L’objectif général du premier atelier était d’évaluer le travail initié par le Bénin, l’adoption du plan de travail de PSM, et l’identification de potentiels sites d’application. L’atelier a ainsi poursuivi les travaux préliminaires de PSM qui avaient débuté plus tôt dans l’année. Il visait spécifiquement à finaliser les plans de travail stratégiques délimitant le champ d’application de la PSM et à élargir les équipes nationales de MSP en incluant d’autres secteurs représentés dans la zone concernée. Le deuxième atelier s’est quant à lui concentré sur le processus de création d’une AMP, et a bénéficié de la présence du RAMPAO, venu partager son expertise sur le sujet.

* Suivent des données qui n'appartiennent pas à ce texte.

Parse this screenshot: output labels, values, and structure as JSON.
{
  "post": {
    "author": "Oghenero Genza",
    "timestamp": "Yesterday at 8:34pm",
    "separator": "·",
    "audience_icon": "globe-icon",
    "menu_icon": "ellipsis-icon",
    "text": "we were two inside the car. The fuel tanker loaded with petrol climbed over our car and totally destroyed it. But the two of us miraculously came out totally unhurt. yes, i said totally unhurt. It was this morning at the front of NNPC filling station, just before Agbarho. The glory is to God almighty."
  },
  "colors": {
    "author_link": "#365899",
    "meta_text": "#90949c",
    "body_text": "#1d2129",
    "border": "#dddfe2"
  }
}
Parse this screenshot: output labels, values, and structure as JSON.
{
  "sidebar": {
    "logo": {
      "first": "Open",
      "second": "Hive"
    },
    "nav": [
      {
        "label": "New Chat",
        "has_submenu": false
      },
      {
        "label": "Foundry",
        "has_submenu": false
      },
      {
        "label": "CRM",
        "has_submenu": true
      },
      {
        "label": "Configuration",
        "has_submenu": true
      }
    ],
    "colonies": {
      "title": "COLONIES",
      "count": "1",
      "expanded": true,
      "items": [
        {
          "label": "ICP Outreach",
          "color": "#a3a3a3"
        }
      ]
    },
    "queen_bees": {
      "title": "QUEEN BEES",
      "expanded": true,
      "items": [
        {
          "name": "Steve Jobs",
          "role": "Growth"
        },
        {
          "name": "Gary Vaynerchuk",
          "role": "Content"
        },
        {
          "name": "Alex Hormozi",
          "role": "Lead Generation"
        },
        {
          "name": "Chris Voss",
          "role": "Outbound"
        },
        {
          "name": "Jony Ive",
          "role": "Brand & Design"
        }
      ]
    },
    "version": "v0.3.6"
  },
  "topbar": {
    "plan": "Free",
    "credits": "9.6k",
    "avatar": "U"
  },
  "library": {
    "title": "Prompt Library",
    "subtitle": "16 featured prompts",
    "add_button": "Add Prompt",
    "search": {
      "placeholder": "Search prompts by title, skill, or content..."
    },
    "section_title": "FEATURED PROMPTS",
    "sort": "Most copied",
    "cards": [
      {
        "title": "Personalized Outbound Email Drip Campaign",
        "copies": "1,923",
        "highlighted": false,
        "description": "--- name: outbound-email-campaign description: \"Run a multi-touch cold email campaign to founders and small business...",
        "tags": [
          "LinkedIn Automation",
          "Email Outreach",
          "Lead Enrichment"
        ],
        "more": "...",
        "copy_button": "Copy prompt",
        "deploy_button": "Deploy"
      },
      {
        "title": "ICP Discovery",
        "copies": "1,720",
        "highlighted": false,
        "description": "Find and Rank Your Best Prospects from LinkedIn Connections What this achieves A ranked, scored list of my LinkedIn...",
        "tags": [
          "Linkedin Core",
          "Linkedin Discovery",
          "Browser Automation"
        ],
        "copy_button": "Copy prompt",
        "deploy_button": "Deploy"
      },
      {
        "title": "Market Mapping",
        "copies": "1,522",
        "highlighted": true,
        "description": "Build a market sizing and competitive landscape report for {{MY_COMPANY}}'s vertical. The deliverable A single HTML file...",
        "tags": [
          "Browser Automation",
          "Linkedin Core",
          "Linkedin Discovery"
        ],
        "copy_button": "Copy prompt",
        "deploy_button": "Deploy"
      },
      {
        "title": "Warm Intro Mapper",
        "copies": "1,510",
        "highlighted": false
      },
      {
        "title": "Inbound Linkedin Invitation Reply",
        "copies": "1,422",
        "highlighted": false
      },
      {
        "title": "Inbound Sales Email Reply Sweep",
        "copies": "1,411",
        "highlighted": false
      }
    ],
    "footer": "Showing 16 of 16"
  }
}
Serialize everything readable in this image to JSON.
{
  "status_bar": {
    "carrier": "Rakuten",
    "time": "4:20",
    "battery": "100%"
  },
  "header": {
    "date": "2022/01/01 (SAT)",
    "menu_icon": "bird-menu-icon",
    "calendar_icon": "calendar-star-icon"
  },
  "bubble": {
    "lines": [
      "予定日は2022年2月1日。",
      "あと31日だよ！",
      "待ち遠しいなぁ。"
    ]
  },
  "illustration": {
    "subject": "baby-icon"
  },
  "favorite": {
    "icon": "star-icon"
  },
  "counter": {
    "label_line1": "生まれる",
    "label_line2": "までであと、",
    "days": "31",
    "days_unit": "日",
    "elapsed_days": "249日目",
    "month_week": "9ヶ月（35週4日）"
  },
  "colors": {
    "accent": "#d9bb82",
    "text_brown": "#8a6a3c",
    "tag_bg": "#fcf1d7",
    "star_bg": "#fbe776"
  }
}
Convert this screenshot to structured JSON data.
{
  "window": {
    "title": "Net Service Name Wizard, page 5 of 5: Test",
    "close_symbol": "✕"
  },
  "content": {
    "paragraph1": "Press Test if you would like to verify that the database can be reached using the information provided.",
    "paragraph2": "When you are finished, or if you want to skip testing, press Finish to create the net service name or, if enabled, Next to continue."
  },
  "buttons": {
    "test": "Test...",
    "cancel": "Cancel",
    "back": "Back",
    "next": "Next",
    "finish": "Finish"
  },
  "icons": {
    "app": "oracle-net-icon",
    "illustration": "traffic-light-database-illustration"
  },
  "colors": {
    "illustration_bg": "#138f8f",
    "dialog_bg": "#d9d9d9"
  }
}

Les deux ateliers ont chaleureusement été accueillis par M. Martin Pépin Aina, Directeur général de la Division de l’Environnement et du Climat au sein du MCVDD, qui les a jugés essentiels pour améliorer la gestion de l’environnement au Bénin. M. Aina a ainsi déclaré: « Commencer tôt à rassembler différents acteurs autour d’une même table est le meilleur moyen de développer des synergies durables et une bonne cohésion. Il serait fortement bénéfique pour le Bénin de disposer de praticiens bien formés à la PSM pour la gestion de ses ressources côtières et marines dans le futur proche ».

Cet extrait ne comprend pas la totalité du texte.